Da die Zulassung und Produktion biopharmazeutischer Produkte aufwändig ist, werden Biosimilars oft nur 20 bis 30 % günstiger in den Markt gebracht, als die Originale. Das unterscheidet sie von ihren „kleinen Brüdern“, den Generika. Der Markt der biopharmazeutisch hergestellten Medikamente ist also eher hochpreisig. Gleichzeitig sind die von diesen Produkten bedienten Indikationen häufig Wachstumsmärkte: Rheuma, Krebs, chronisch entzündliche Darmerkrankungen, Multiple Sklerose, usw.
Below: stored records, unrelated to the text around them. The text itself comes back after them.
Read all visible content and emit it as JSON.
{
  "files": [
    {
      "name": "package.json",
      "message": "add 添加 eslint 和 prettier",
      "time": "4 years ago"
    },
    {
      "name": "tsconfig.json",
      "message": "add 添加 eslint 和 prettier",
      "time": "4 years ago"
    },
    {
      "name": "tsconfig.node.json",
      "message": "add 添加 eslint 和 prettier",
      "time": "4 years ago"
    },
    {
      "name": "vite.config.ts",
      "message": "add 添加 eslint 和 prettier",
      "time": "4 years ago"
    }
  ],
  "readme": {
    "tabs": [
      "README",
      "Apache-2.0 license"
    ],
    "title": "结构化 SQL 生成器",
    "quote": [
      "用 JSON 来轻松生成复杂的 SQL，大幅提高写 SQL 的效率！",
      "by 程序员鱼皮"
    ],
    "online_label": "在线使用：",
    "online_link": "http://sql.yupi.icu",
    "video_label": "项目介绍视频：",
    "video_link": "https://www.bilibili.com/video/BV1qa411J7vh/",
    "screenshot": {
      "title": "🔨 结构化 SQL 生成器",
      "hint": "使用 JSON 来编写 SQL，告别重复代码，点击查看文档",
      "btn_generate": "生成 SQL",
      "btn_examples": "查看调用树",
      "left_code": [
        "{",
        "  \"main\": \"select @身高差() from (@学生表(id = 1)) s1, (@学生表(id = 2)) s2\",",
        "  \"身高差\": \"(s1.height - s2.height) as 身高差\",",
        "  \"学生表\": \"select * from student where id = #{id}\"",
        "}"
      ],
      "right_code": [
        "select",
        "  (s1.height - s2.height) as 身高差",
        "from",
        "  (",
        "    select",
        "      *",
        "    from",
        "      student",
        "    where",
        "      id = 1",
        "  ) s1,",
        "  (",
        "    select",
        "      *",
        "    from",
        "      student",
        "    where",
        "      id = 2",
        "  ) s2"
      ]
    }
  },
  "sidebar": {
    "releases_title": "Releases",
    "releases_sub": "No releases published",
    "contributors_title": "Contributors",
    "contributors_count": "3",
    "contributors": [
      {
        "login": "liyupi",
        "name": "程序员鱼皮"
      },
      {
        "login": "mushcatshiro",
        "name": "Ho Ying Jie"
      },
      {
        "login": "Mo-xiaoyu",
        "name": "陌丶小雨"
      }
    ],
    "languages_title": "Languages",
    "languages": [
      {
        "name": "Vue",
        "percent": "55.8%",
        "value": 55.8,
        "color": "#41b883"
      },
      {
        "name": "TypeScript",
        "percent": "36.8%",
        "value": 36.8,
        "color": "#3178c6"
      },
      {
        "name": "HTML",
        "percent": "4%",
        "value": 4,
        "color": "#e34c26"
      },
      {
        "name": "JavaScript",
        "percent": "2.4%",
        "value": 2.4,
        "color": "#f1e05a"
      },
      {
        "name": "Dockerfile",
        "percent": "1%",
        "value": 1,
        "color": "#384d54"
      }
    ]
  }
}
Alles zusammen führt dazu, dass die wachsende Zahl an Biosimilars von der Politik wohlwollend zur Kenntnis genommen wird und nach Kräften versucht wird, eine Substitution der teuren Original-Therapien durch die Biosimilars zu forcieren.
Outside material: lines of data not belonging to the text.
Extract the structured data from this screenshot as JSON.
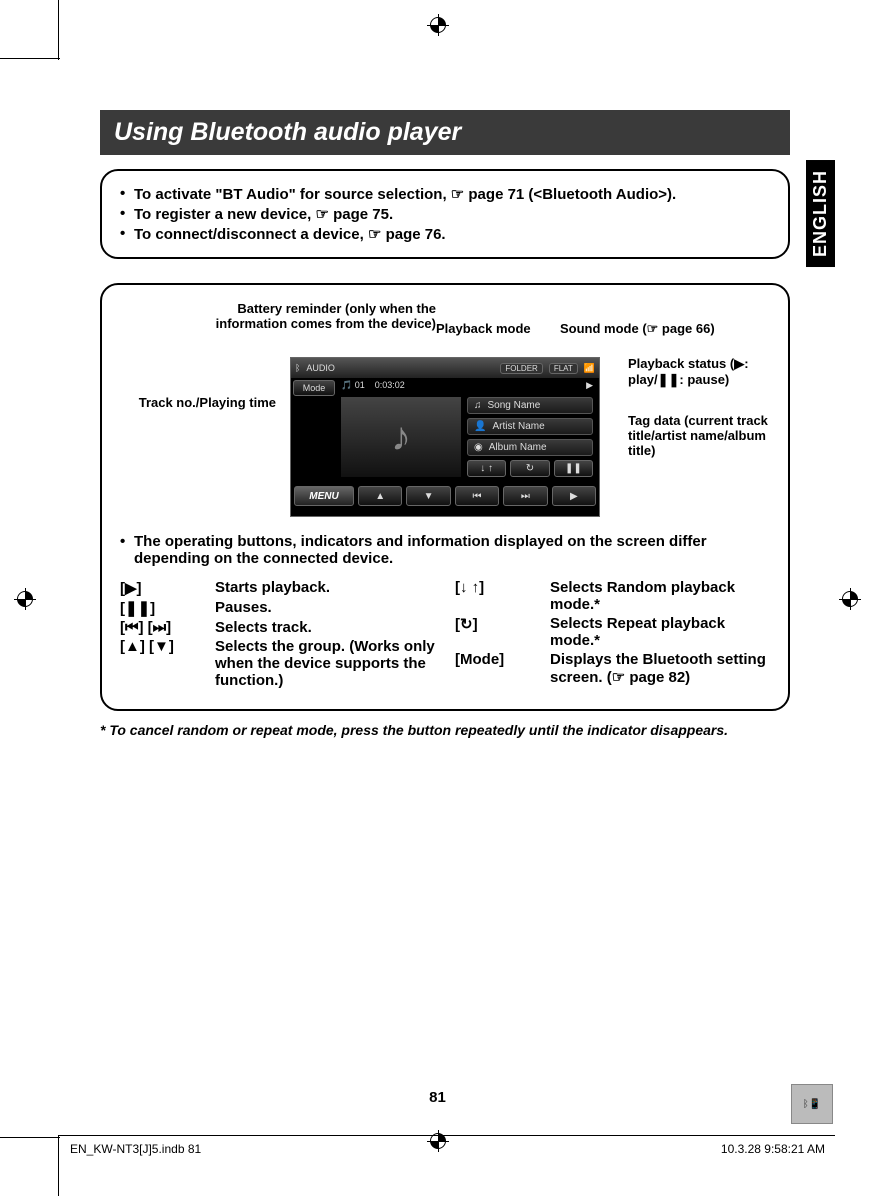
{
  "sideTab": "ENGLISH",
  "title": "Using Bluetooth audio player",
  "notes": {
    "n1_pre": "To activate \"BT Audio\" for source selection, ",
    "n1_ref": "☞ page 71 (<",
    "n1_bold": "Bluetooth Audio",
    "n1_post": ">).",
    "n2_pre": "To register a new device, ",
    "n2_ref": "☞ page 75.",
    "n3_pre": "To connect/disconnect a device, ",
    "n3_ref": "☞ page 76."
  },
  "callouts": {
    "battery": "Battery reminder (only when the information comes from the device)",
    "playback_mode": "Playback mode",
    "sound_mode": "Sound mode (☞ page 66)",
    "playback_status": "Playback status (▶: play/❚❚: pause)",
    "track": "Track no./Playing time",
    "tag": "Tag data (current track title/artist name/album title)"
  },
  "screen": {
    "source": "AUDIO",
    "folder_label": "FOLDER",
    "flat": "FLAT",
    "track_no": "01",
    "time": "0:03:02",
    "song": "Song Name",
    "artist": "Artist Name",
    "album": "Album Name",
    "mode_btn": "Mode",
    "menu_btn": "MENU"
  },
  "op_note": "The operating buttons, indicators and information displayed on the screen differ depending on the connected device.",
  "controls_left": [
    {
      "key": "[▶]",
      "desc": "Starts playback."
    },
    {
      "key": "[❚❚]",
      "desc": "Pauses."
    },
    {
      "key": "[⏮] [⏭]",
      "desc": "Selects track."
    },
    {
      "key": "[▲] [▼]",
      "desc": "Selects the group. (Works only when the device supports the function.)"
    }
  ],
  "controls_right": [
    {
      "key": "[↓ ↑]",
      "desc": "Selects Random playback mode.*"
    },
    {
      "key": "[↻]",
      "desc": "Selects Repeat playback mode.*"
    },
    {
      "key": "[Mode]",
      "desc": "Displays the Bluetooth setting screen. (☞ page 82)"
    }
  ],
  "footnote": "*  To cancel random or repeat mode, press the button repeatedly until the indicator disappears.",
  "page_number": "81",
  "footer_file": "EN_KW-NT3[J]5.indb   81",
  "footer_date": "10.3.28   9:58:21 AM"
}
Beim Einsatz von Biosimilars sind die Fachärzte noch etwas zögerlich

Biopharmazeutika und Biosimilars sind – bedingt durch ihre Indikationsgebiete – klassische Facharztpräparate. Die betroffenen Facharztgruppen (Onkologen, Rheumatologen, Neurologen, Dermatologen) sind in der Vergangenheit bei der Behandlung Schwerstkranker weitestgehend von Budget-Vorgaben verschont geblieben. Die Basis dafür sind zahlreiche Praxisbesonderheiten, die z.B. die Arzneimittelversorgung vieler Krebs-Patienten oder Insulin-Patienten oder MS-Patienten ohne Anrechnung auf die fiktiven Arzneimittelbudgets erlaubte. Die Thematik „Wirtschaftlichkeit“ war dadurch in diesen Indikationen nie so vordergründig, wie in anderen therapeutischen Bereichen.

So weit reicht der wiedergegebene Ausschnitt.